Gueniffey destaca que Napoleón lograra transformar al mundo en sólo 25 años, que es el período que va desde el inicio de la Revolución Francesa en 1789 y el fin del Imperio en 1815. Según el historiador, en ese breve plazo Bonaparte alimentó la controversia al desempeñar una variedad de roles: "Patriota corso, jacobino, revolucionario, thermidoriano, conquistador, diplomático, legislador, héroe, emperador, patrón de las artes, dictador republicano, soberano hereditario, hacedor y removedor de reyes, e incluso monarca constitucional en 1815”. Esta multiplicidad de papeles hace difícil "ver a Napoleón como realmente era".
Una tarea que se ve aun más complicada por las contradicciones de Bonaparte. Roberts las detalla a lo largo de su libro: el patriota corso que pidió que sus restos descansaran a orillas del Sena, "en medio del pueblo francés que tanto he amado"; el promotor de la libertad que no dudó en aplastar con las armas la rebelión popular del 13 de Vendimiario en París (1795); el jacobino que traicionó la revolución al convertirse en primer cónsul (1799), cónsul vitalicio (1802) y emperador (1804); el legislador republicano que censuró a la prensa y llegó al poder a través del golpe de Estado del 18 de brumario (1799); el escéptico religioso que firmó el Concordato con Pío VII en 1801 y pidió la extremaunción antes de morir en el exilio en 1821; el amante de las artes y miembro del Instituto de Francia que ordenó masacrar a sus enemigos en Jaffa y aplastar la rebelión haitiana; el enamorado de Josefina que le fue pertinazmente infiel; el general infalible que cometió errores de principiante en Waterloo.

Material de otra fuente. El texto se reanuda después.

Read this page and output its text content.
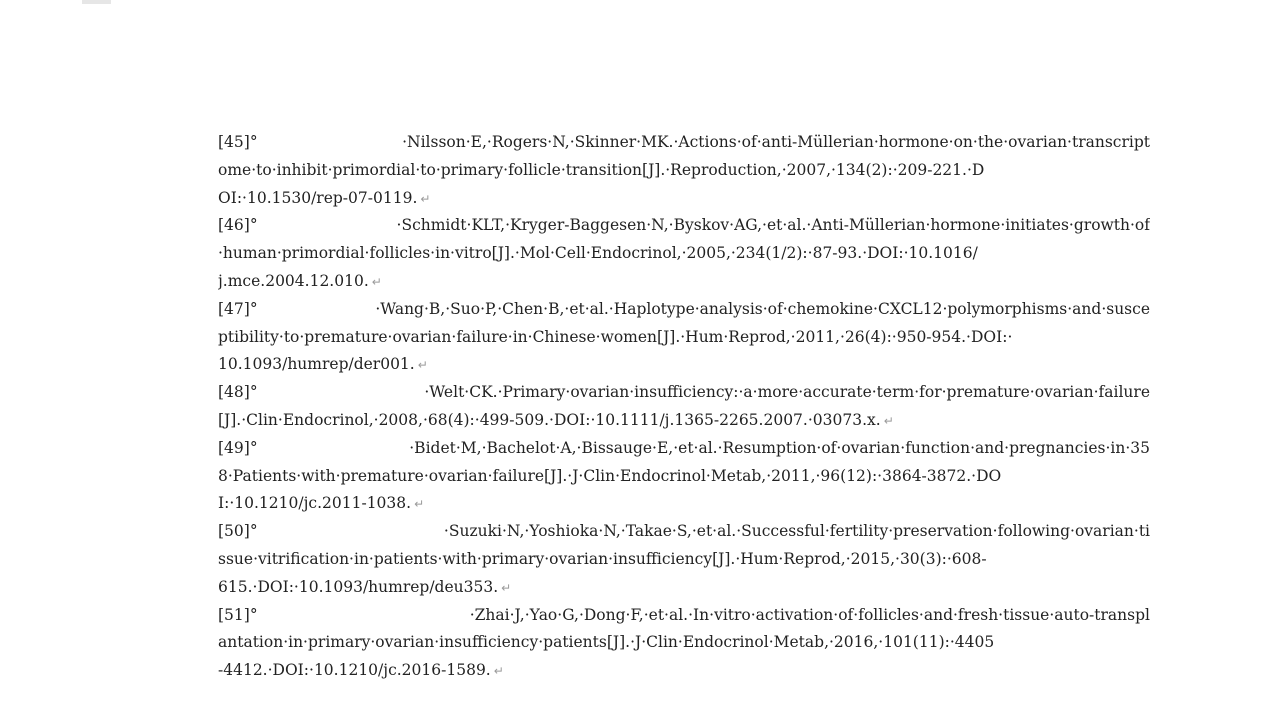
[45]° ·Nilsson·E,·Rogers·N,·Skinner·MK.·Actions·of·anti-Müllerian·hormone·on·the·ovarian·transcript
ome·to·inhibit·primordial·to·primary·follicle·transition[J].·Reproduction,·2007,·134(2):·209-221.·D
OI:·10.1530/rep-07-0119. ↵
[46]° ·Schmidt·KLT,·Kryger-Baggesen·N,·Byskov·AG,·et·al.·Anti-Müllerian·hormone·initiates·growth·of
·human·primordial·follicles·in·vitro[J].·Mol·Cell·Endocrinol,·2005,·234(1/2):·87-93.·DOI:·10.1016/
j.mce.2004.12.010. ↵
[47]° ·Wang·B,·Suo·P,·Chen·B,·et·al.·Haplotype·analysis·of·chemokine·CXCL12·polymorphisms·and·susce
ptibility·to·premature·ovarian·failure·in·Chinese·women[J].·Hum·Reprod,·2011,·26(4):·950-954.·DOI:·
10.1093/humrep/der001. ↵
[48]° ·Welt·CK.·Primary·ovarian·insufficiency:·a·more·accurate·term·for·premature·ovarian·failure
[J].·Clin·Endocrinol,·2008,·68(4):·499-509.·DOI:·10.1111/j.1365-2265.2007.·03073.x. ↵
[49]° ·Bidet·M,·Bachelot·A,·Bissauge·E,·et·al.·Resumption·of·ovarian·function·and·pregnancies·in·35
8·Patients·with·premature·ovarian·failure[J].·J·Clin·Endocrinol·Metab,·2011,·96(12):·3864-3872.·DO
I:·10.1210/jc.2011-1038. ↵
[50]° ·Suzuki·N,·Yoshioka·N,·Takae·S,·et·al.·Successful·fertility·preservation·following·ovarian·ti
ssue·vitrification·in·patients·with·primary·ovarian·insufficiency[J].·Hum·Reprod,·2015,·30(3):·608-
615.·DOI:·10.1093/humrep/deu353. ↵
[51]° ·Zhai·J,·Yao·G,·Dong·F,·et·al.·In·vitro·activation·of·follicles·and·fresh·tissue·auto-transpl
antation·in·primary·ovarian·insufficiency·patients[J].·J·Clin·Endocrinol·Metab,·2016,·101(11):·4405
-4412.·DOI:·10.1210/jc.2016-1589. ↵
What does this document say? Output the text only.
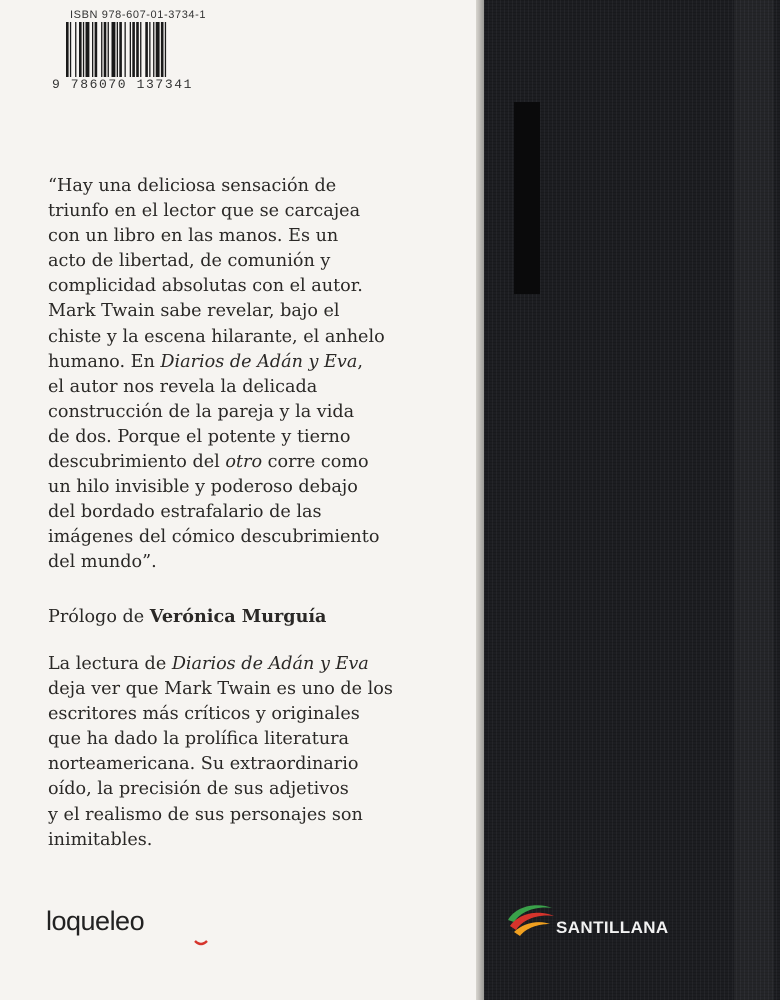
ISBN 978-607-01-3734-1
9 786070 137341

“Hay una deliciosa sensación de

triunfo en el lector que se carcajea

con un libro en las manos. Es un

acto de libertad, de comunión y

complicidad absolutas con el autor.

Mark Twain sabe revelar, bajo el

chiste y la escena hilarante, el anhelo

humano. En Diarios de Adán y Eva,

el autor nos revela la delicada

construcción de la pareja y la vida

de dos. Porque el potente y tierno

descubrimiento del otro corre como

un hilo invisible y poderoso debajo

del bordado estrafalario de las

imágenes del cómico descubrimiento

del mundo”.

Prólogo de Verónica Murguía

La lectura de Diarios de Adán y Eva

deja ver que Mark Twain es uno de los

escritores más críticos y originales

que ha dado la prolífica literatura

norteamericana. Su extraordinario

oído, la precisión de sus adjetivos

y el realismo de sus personajes son

inimitables.

loqueleo	SANTILLANA
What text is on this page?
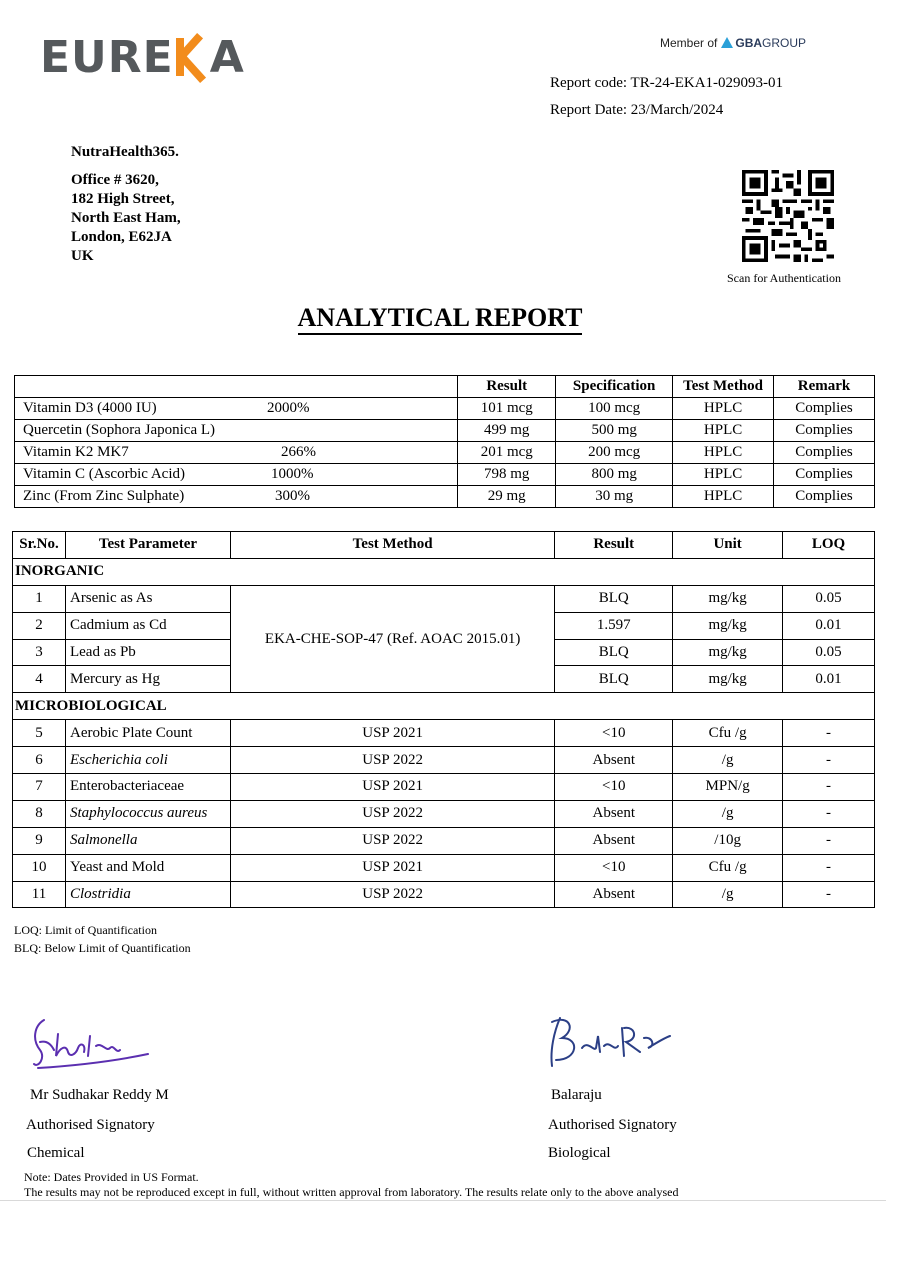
EURE A	Member of GBAGROUP
Report code: TR-24-EKA1-029093-01
Report Date: 23/March/2024
NutraHealth365.
Office # 3620,
182 High Street,
North East Ham,
London, E62JA
UK
Scan for Authentication
ANALYTICAL REPORT
	Result	Specification	Test Method	Remark
Vitamin D3 (4000 IU) 2000%	101 mcg	100 mcg	HPLC	Complies
Quercetin (Sophora Japonica L)	499 mg	500 mg	HPLC	Complies
Vitamin K2 MK7 266%	201 mcg	200 mcg	HPLC	Complies
Vitamin C (Ascorbic Acid) 1000%	798 mg	800 mg	HPLC	Complies
Zinc (From Zinc Sulphate) 300%	29 mg	30 mg	HPLC	Complies
Sr.No.	Test Parameter	Test Method	Result	Unit	LOQ
INORGANIC					
1	Arsenic as As	EKA-CHE-SOP-47 (Ref. AOAC 2015.01)	BLQ	mg/kg	0.05
2	Cadmium as Cd		1.597	mg/kg	0.01
3	Lead as Pb		BLQ	mg/kg	0.05
4	Mercury as Hg		BLQ	mg/kg	0.01
MICROBIOLOGICAL					
5	Aerobic Plate Count	USP 2021	<10	Cfu /g	-
6	Escherichia coli	USP 2022	Absent	/g	-
7	Enterobacteriaceae	USP 2021	<10	MPN/g	-
8	Staphylococcus aureus	USP 2022	Absent	/g	-
9	Salmonella	USP 2022	Absent	/10g	-
10	Yeast and Mold	USP 2021	<10	Cfu /g	-
11	Clostridia	USP 2022	Absent	/g	-
LOQ: Limit of Quantification
BLQ: Below Limit of Quantification
Mr Sudhakar Reddy M
Authorised Signatory
Chemical
Balaraju
Authorised Signatory
Biological
Note: Dates Provided in US Format.
The results may not be reproduced except in full, without written approval from laboratory. The results relate only to the above analysed
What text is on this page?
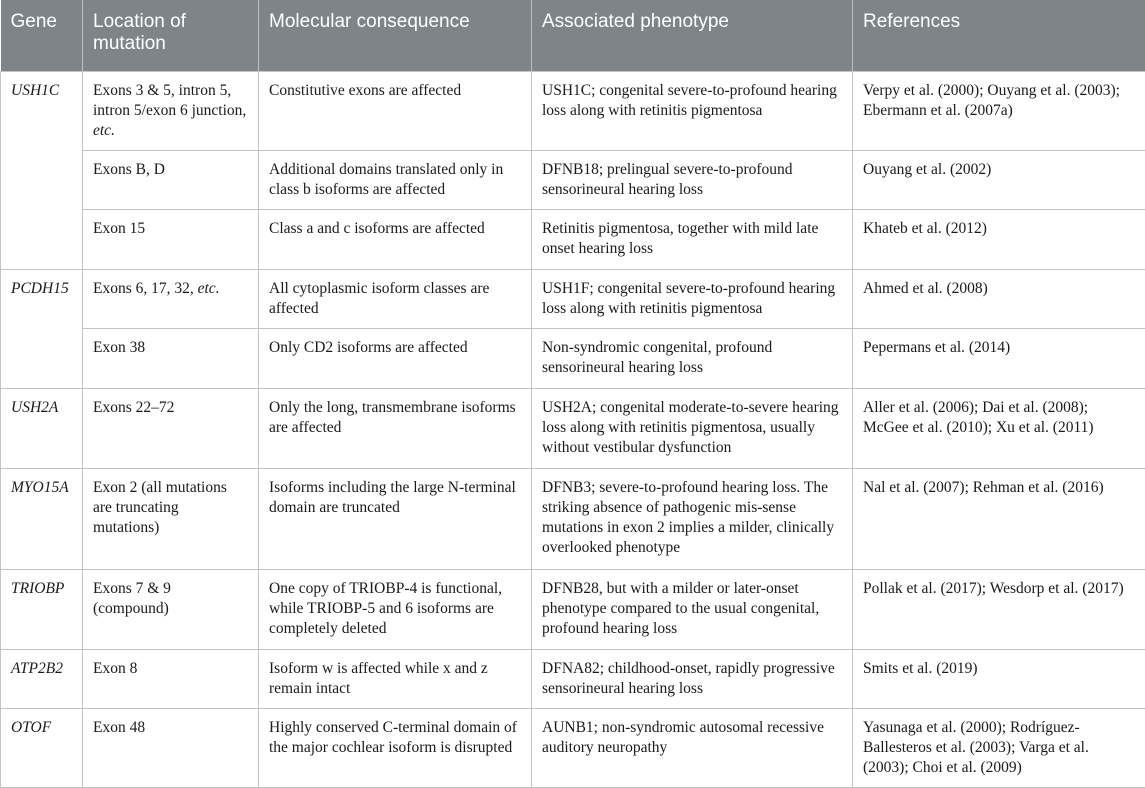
Gene	Location of mutation	Molecular consequence	Associated phenotype	References
USH1C	Exons 3 & 5, intron 5, intron 5/exon 6 junction, etc.	Constitutive exons are affected	USH1C; congenital severe-to-profound hearing loss along with retinitis pigmentosa	Verpy et al. (2000); Ouyang et al. (2003); Ebermann et al. (2007a)
	Exons B, D	Additional domains translated only in class b isoforms are affected	DFNB18; prelingual severe-to-profound sensorineural hearing loss	Ouyang et al. (2002)
	Exon 15	Class a and c isoforms are affected	Retinitis pigmentosa, together with mild late onset hearing loss	Khateb et al. (2012)
PCDH15	Exons 6, 17, 32, etc.	All cytoplasmic isoform classes are affected	USH1F; congenital severe-to-profound hearing loss along with retinitis pigmentosa	Ahmed et al. (2008)
	Exon 38	Only CD2 isoforms are affected	Non-syndromic congenital, profound sensorineural hearing loss	Pepermans et al. (2014)
USH2A	Exons 22–72	Only the long, transmembrane isoforms are affected	USH2A; congenital moderate-to-severe hearing loss along with retinitis pigmentosa, usually without vestibular dysfunction	Aller et al. (2006); Dai et al. (2008); McGee et al. (2010); Xu et al. (2011)
MYO15A	Exon 2 (all mutations are truncating mutations)	Isoforms including the large N-terminal domain are truncated	DFNB3; severe-to-profound hearing loss. The striking absence of pathogenic mis-sense mutations in exon 2 implies a milder, clinically overlooked phenotype	Nal et al. (2007); Rehman et al. (2016)
TRIOBP	Exons 7 & 9 (compound)	One copy of TRIOBP-4 is functional, while TRIOBP-5 and 6 isoforms are completely deleted	DFNB28, but with a milder or later-onset phenotype compared to the usual congenital, profound hearing loss	Pollak et al. (2017); Wesdorp et al. (2017)
ATP2B2	Exon 8	Isoform w is affected while x and z remain intact	DFNA82; childhood-onset, rapidly progressive sensorineural hearing loss	Smits et al. (2019)
OTOF	Exon 48	Highly conserved C-terminal domain of the major cochlear isoform is disrupted	AUNB1; non-syndromic autosomal recessive auditory neuropathy	Yasunaga et al. (2000); Rodríguez-Ballesteros et al. (2003); Varga et al. (2003); Choi et al. (2009)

Lo único indiscutible en torno a Napoleón es que la actual corriente de simpatía liderada por Roberts y Gueniffey no será definitiva. Cambiarán los tiempos y los historiadores volverán a tratarlo como lo hizo el norteamericano Alan Schom en 1997, en medio de la confianza liberal en un nuevo orden mundial democrático: "La memoria de Genghis Khan palidece en comparación" con la de Bonaparte. Porque, como escribió Esdaile, las preguntas persisten: "¿Conquistador o liberador? ¿Agresor o víctima? ¿Sanguinario o mártir? Por 200 años la discusión relativa a Napoleón y su política exterior ha retumbado sin cesar: no muestra señal alguna de llegar a término, menos de ser resuelta".